La quasi-totalité des patients qui ont commencé pour la première fois un TAO au cours des années étudiées indiquent avoir consommé de l’héroïne au cours des trente derniers jours, de manière quotidienne pour une majorité d’entre eux. De plus, une majorité de ces nouveaux patients ont fait un test de dépistage du VIH ou des hépatites A, B et C au cours de leur vie et seul un très petit nombre a eu un résultat positif. Ils sont également très peu nombreux à souffrir d’une hépatite C chronique.

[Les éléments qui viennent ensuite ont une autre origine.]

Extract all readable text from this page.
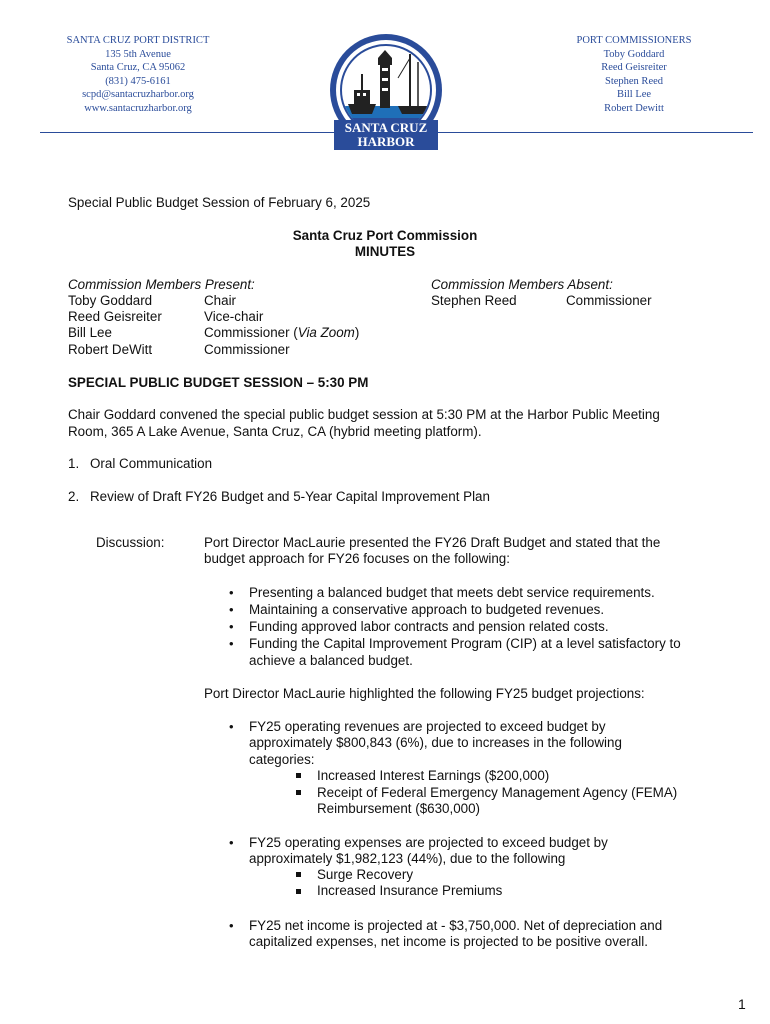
SANTA CRUZ PORT DISTRICT
135 5th Avenue
Santa Cruz, CA 95062
(831) 475-6161
scpd@santacruzharbor.org
www.santacruzharbor.org
SANTA CRUZ
HARBOR
PORT COMMISSIONERS
Toby Goddard
Reed Geisreiter
Stephen Reed
Bill Lee
Robert Dewitt
Special Public Budget Session of February 6, 2025
Santa Cruz Port Commission
MINUTES
Commission Members Present:
Toby Goddard	Chair
Reed Geisreiter	Vice-chair
Bill Lee	Commissioner (Via Zoom)
Robert DeWitt	Commissioner
Commission Members Absent:
Stephen Reed	Commissioner
SPECIAL PUBLIC BUDGET SESSION – 5:30 PM
Chair Goddard convened the special public budget session at 5:30 PM at the Harbor Public Meeting
Room, 365 A Lake Avenue, Santa Cruz, CA (hybrid meeting platform).
1. Oral Communication
2. Review of Draft FY26 Budget and 5-Year Capital Improvement Plan
Discussion:	Port Director MacLaurie presented the FY26 Draft Budget and stated that the
budget approach for FY26 focuses on the following:
• Presenting a balanced budget that meets debt service requirements.
• Maintaining a conservative approach to budgeted revenues.
• Funding approved labor contracts and pension related costs.
• Funding the Capital Improvement Program (CIP) at a level satisfactory to
achieve a balanced budget.
Port Director MacLaurie highlighted the following FY25 budget projections:
• FY25 operating revenues are projected to exceed budget by
approximately $800,843 (6%), due to increases in the following
categories:
Increased Interest Earnings ($200,000)
Receipt of Federal Emergency Management Agency (FEMA)
Reimbursement ($630,000)
• FY25 operating expenses are projected to exceed budget by
approximately $1,982,123 (44%), due to the following
Surge Recovery
Increased Insurance Premiums
• FY25 net income is projected at - $3,750,000. Net of depreciation and
capitalized expenses, net income is projected to be positive overall.
1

Plus de 300 fins de traitements sont saisies au cours d’une année. Dans plus de 60% des cas, cette fin de traitement est liée à des changements dans la prise en charge (changement de médecin, déménagement du patient, etc.). L’abandon du traitement par le patient est évoqué dans un peu plus de 10% des cas (14% en 2015, 11% en 2016 et 16% en 2017). Au cours de ces trois années, la part de patients abstinents lors de l’annonce de fin de traitement a très légèrement diminué pour atteindre 51% en 2017. De plus, seul un quart des patients sont réinsérés dans la vie professionnelle au moment de l’annonce de leur fin de traitement.

Les caractéristiques de la cohorte de patients suivi dans le cadre d’un traitement agoniste ont donc peu changé au cours des années étudiées. Cependant, les médicaments agonistes qui leur sont prescrits se sont diversifiés.